What you need to know

Digital technology has wide-ranging impacts on society, raising ethical, legal, cultural, environmental, and privacy concerns. You need to understand these issues and be able to discuss them in context, considering different perspectives.

Key points

  • Definition:Ethical Issues: questions about what is morally right or wrong in the use of technology. These are subjective — there is not necessarily a single correct answer.
  • Definition:Legal Issues: technology must comply with UK laws (Data Protection Act, Computer Misuse Act, Copyright Act). Computer scientists must ensure their products follow the law.
  • Definition:Cultural Issues: differences in values, traditions, and beliefs affect how technology is received. E.g. attitudes to photography, privacy, or language vary by culture.
  • Definition:Environmental Issues: the impact of technology on the natural world — energy use by devices and data centres, limited natural resources used in manufacturing, electronic waste (e-waste).
  • Definition:Data Privacy: the right of individuals to control how their personal information is collected, stored and shared, and the protection of that data from unauthorised access.
  • Technology can HELP the environment — e.g. reducing paper through email, enabling remote work to cut travel.
  • Technology can HARM the environment — e.g. energy-hungry data centres, mining rare materials for electronics, disposal of e-waste containing harmful substances, toxic waste in landfill.

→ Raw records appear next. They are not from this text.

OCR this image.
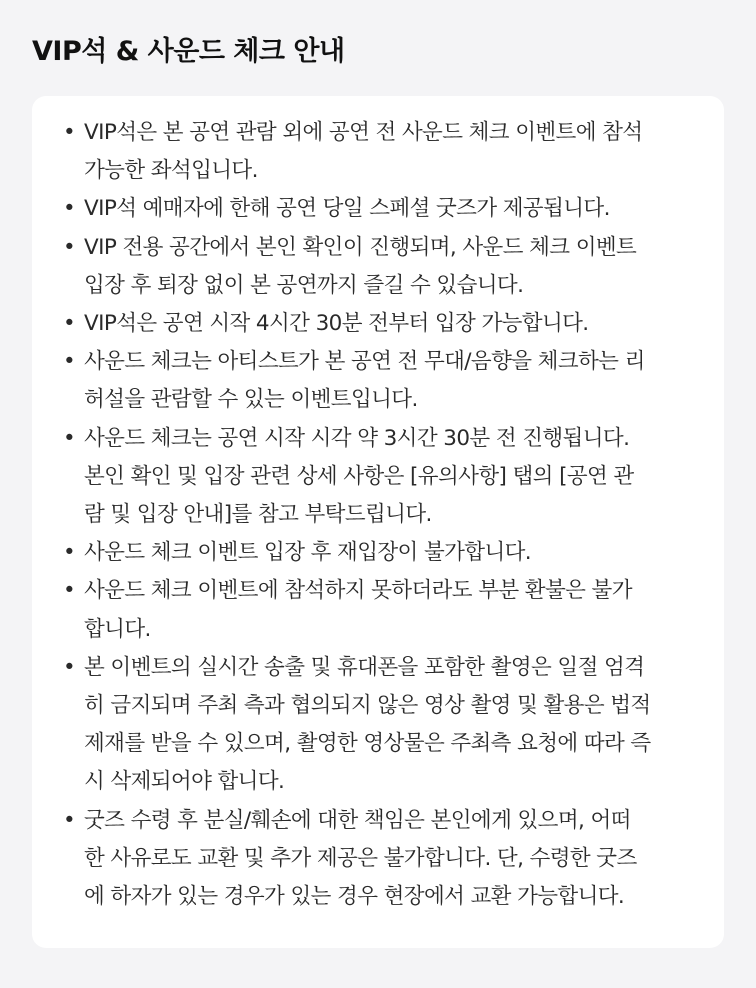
VIP석 & 사운드 체크 안내
• VIP석은 본 공연 관람 외에 공연 전 사운드 체크 이벤트에 참석
가능한 좌석입니다.
• VIP석 예매자에 한해 공연 당일 스페셜 굿즈가 제공됩니다.
• VIP 전용 공간에서 본인 확인이 진행되며, 사운드 체크 이벤트
입장 후 퇴장 없이 본 공연까지 즐길 수 있습니다.
• VIP석은 공연 시작 4시간 30분 전부터 입장 가능합니다.
• 사운드 체크는 아티스트가 본 공연 전 무대/음향을 체크하는 리
허설을 관람할 수 있는 이벤트입니다.
• 사운드 체크는 공연 시작 시각 약 3시간 30분 전 진행됩니다.
본인 확인 및 입장 관련 상세 사항은 [유의사항] 탭의 [공연 관
람 및 입장 안내]를 참고 부탁드립니다.
• 사운드 체크 이벤트 입장 후 재입장이 불가합니다.
• 사운드 체크 이벤트에 참석하지 못하더라도 부분 환불은 불가
합니다.
• 본 이벤트의 실시간 송출 및 휴대폰을 포함한 촬영은 일절 엄격
히 금지되며 주최 측과 협의되지 않은 영상 촬영 및 활용은 법적
제재를 받을 수 있으며, 촬영한 영상물은 주최측 요청에 따라 즉
시 삭제되어야 합니다.
• 굿즈 수령 후 분실/훼손에 대한 책임은 본인에게 있으며, 어떠
한 사유로도 교환 및 추가 제공은 불가합니다. 단, 수령한 굿즈
에 하자가 있는 경우가 있는 경우 현장에서 교환 가능합니다.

  • Exam Tip:Extended-response questions on this topic require you to DISCUSS both sides — impacts can be positive AND negative. Use specific examples to support your points.
  • Common Mistake:Only discussing one side. Always consider BOTH the benefits and drawbacks of technology in your answer.

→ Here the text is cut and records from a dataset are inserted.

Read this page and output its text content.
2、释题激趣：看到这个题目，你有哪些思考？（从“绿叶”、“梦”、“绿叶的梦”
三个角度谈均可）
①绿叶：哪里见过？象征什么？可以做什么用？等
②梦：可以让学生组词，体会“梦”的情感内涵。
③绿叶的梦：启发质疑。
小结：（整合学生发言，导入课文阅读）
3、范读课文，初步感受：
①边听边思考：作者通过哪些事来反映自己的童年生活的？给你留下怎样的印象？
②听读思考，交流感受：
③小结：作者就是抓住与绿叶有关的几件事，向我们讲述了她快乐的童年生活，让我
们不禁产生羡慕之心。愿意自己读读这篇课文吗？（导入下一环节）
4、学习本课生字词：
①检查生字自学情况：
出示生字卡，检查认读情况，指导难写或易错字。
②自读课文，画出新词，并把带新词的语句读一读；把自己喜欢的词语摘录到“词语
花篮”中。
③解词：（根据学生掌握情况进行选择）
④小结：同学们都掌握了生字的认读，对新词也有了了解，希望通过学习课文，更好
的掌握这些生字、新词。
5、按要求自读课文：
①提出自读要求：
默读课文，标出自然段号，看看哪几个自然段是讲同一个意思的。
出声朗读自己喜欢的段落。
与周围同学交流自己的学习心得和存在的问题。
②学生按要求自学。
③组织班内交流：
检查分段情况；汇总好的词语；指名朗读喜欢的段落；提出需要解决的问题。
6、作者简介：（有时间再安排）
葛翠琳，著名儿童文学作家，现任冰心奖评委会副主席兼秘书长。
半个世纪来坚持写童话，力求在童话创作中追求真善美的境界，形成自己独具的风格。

  • Examples to know: mobile technology (location tracking, screen time), cloud storage (data ownership, security), wearable technology (health data misuse), autonomous vehicles (liability, moral decisions), AI (job displacement, bias).
  • Exam Tip:When discussing cultural issues, mention that different cultures have different attitudes to things like colours (red = danger in one culture, luck in another), reading direction (left-to-right vs right-to-left), and privacy expectations.
  • Exam Example:Facial recognition in a shopping centre — Positive: helps identify criminals, evidence for prosecution. Negative: invasion of privacy, users may not know they are being tracked, data storage concerns (DPA).
  • Exam Example:AI monitoring social media posts — Positive: detects inappropriate/illegal content faster. Negative: may incorrectly block users, privacy concerns about monitoring, records may be stored and misused.
  • Exam Tip:For 8-mark questions, structure your answer around each bullet point in the question (ethical, legal, privacy etc.). Use headers or clear paragraphs. Cover BOTH positive and negative for each.
  • Exam Example:Smartphone upgrades impact — Environmental: e-waste in landfill, toxic materials, precious metals wasted. Ethical: digital divide, social pressure to upgrade, bullying of those who can't afford latest tech. Cultural: desire to fit in with peers.
  • Exam Tip:For privacy questions, consider: users may not know a system exists, users have not given permission to be tracked, data may be stored/used inappropriately, users may feel like they are being watched.
  • Exam Tip:For digital technology in medicine — Diagnosis: AI can search records faster, identify patterns. Treatment: remote surgery, access to specialists. Storage: centralised records accessible by all care providers, BUT security/privacy concerns.